Die Kritiker

«Ohne jede Spur»

von

Ein Fernsehfilm, der auf einer wahren Entführungsgeschichte beruht - und sich zu sehr anstrengt, möglichst "wahr" rüberzukommen.

Stab

Darsteller: Luise von Finckh, Dominic Marcus Singer, Stefan Gorski, Aglaia Szyszkowitz, Benjamin Sadler, Claudia Kottal
Musik: René Dohmen und Joachim Dürbeck
Kamera: Mario Minichmayr
Drehbuch: Jonas Brand und Lia Perez
Regie: Esther Rauch
Es beginnt mit einem Rennrad. Es beginnt mit Schweiß. Es beginnt mit dieser alles durchdringenden Sommerstille, die nur Sportlerinnen hören – und Serienkiller. «Ohne jede Spur», der True-Crime-Thriller von Regisseurin Esther Rauch, nimmt eine tatsächliche Entführung aus dem Jahr 2019 und bastelt daraus ein Fernsehdrama, das irgendwo zwischen «Tatort» und einer dramatisch verlängerten Folge «SOKO Donau» oszilliert. Und das ist weder Lob noch Tadel – sondern: Diagnose.

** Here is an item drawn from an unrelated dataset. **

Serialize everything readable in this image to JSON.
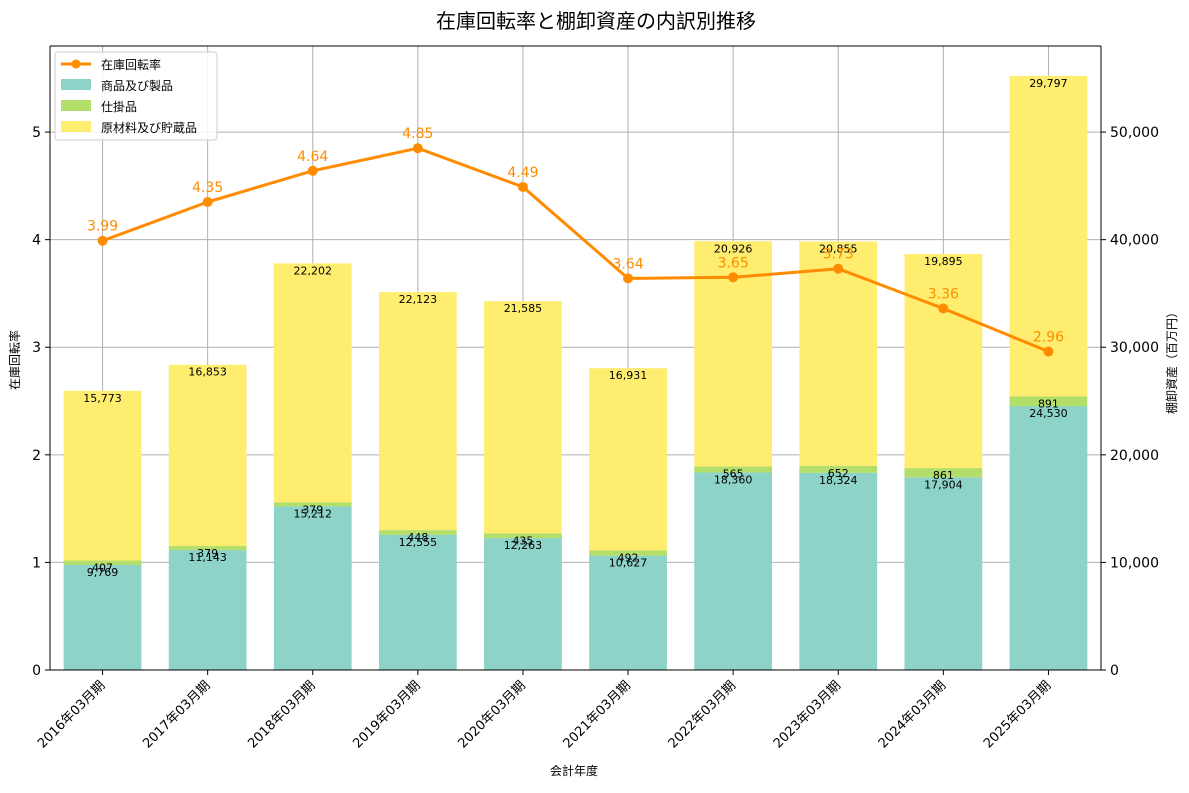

Zuerst das Gute: Dieser Film hat Drive. Keinen coolen Drive wie in «Drive», sondern diesen deutschen Mittelstreifen-zittrig-mit-Navi-Drive. Man weiß, wohin es geht, man weiß auch, dass es wehtut, und trotzdem hofft man – wie die Heldin – auf eine Ausfahrt ins Ungewisse. Hauptdarstellerin Luise von Finckh spielt mit einer bemerkenswerten Mischung aus körperlicher Präsenz, innerer Zerrissenheit und mütterlicher Klarheit – selten war eine Figur im deutschen Fernsehen gleichzeitig so verletzlich und so konkret.

Was nervt: Die Polizei. Natürlich nervt sie auch innerhalb der Handlung, weil sie eben 48 Stunden warten muss, bis die Ermittlungen beginnen können. Aber sie nervt auch auf der Metaebene – Robert Stadlober gibt wieder mal den spröden Provinzbeamten, und Claudia Kottal bleibt als Kollegin Ivanovic leider so blass, dass man sich fragt, ob sie aus ästhetischen Gründen mit der Wandfarbe gecastet wurde.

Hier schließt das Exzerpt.